Тремя часами ранее: — Каин не надо! Глаза видят страшное, — Шида, с устрашающим огнём в алых глазах, с остервенением замахивается массивной косой прямо над головой у одного из сопартийцев. Секундный звук от летящего оружия и обезглавленное тело падает на землю, окрашивая ту в сочный красный цвет. — Что ты делаешь, придурок?! — Берт выбивает косу из рук друга и хватает того за ворот. — Идиот, очнись!

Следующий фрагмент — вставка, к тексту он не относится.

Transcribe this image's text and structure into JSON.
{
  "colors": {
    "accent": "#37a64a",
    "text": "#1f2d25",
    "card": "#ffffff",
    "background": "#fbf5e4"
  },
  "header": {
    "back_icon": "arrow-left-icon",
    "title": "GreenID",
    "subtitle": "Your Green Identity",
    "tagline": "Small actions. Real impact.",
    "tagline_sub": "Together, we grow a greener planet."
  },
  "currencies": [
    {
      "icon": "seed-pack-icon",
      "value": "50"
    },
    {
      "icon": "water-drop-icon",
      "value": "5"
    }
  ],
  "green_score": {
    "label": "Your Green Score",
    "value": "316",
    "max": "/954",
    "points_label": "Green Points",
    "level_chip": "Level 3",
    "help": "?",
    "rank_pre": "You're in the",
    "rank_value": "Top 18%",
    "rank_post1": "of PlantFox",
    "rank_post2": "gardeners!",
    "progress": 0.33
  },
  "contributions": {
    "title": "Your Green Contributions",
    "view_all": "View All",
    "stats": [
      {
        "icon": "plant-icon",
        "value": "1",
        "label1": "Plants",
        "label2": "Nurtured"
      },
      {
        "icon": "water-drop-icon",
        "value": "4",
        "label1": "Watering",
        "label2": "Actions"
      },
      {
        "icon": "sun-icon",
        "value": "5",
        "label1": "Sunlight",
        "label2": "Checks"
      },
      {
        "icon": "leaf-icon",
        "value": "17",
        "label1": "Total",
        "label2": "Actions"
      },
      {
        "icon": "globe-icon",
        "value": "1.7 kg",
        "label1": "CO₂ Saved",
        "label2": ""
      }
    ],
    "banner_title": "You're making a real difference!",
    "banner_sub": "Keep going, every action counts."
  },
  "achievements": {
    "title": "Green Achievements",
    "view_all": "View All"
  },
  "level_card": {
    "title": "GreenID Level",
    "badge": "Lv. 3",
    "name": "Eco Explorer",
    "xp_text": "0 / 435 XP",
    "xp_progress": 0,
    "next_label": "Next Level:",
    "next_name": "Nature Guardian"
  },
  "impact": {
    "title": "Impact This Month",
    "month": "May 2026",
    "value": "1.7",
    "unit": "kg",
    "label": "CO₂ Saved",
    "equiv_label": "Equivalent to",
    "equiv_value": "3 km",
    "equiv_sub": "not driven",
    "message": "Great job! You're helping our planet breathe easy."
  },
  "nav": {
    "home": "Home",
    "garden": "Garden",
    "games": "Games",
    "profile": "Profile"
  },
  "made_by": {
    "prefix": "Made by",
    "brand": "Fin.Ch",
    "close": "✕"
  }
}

Прекрати! — Отпусти меня. — сухое, почти безразличное. — Иначе, будешь следующим. — О, я не сомневаюсь! — ассасин яростно толкает Каина в грудь, от чего тот едва ли не заваливается. — Уходи из Ордена, слышишь?! Убирайся! Вали к своему дружку, живи среди своих, чёртов монстр! Ты нам не нужен!  — в глазах Берта блестят слёзы. — Пошёл вон! Добирайся, как хочешь, но к этому отряду ты подойдёшь только через мой труп! Ублюдок! Победная, злобная, пугающая ухмылка играет на губах Шиды. Не проронив ни слова более, он спокойным, плавным движением поднимает косу, закрепляет ту за спиной и делает шаг в сторону, где предположительно мог находиться Орден. — Ты ещё заплатишь за это, Каин! — кричит Берт вслед убийце, захлёбываясь в слезах, от сильнейшей обиды и гнусного, тянущего разочарования. — Ты ответишь за смерти невинных, чёртов Даркин!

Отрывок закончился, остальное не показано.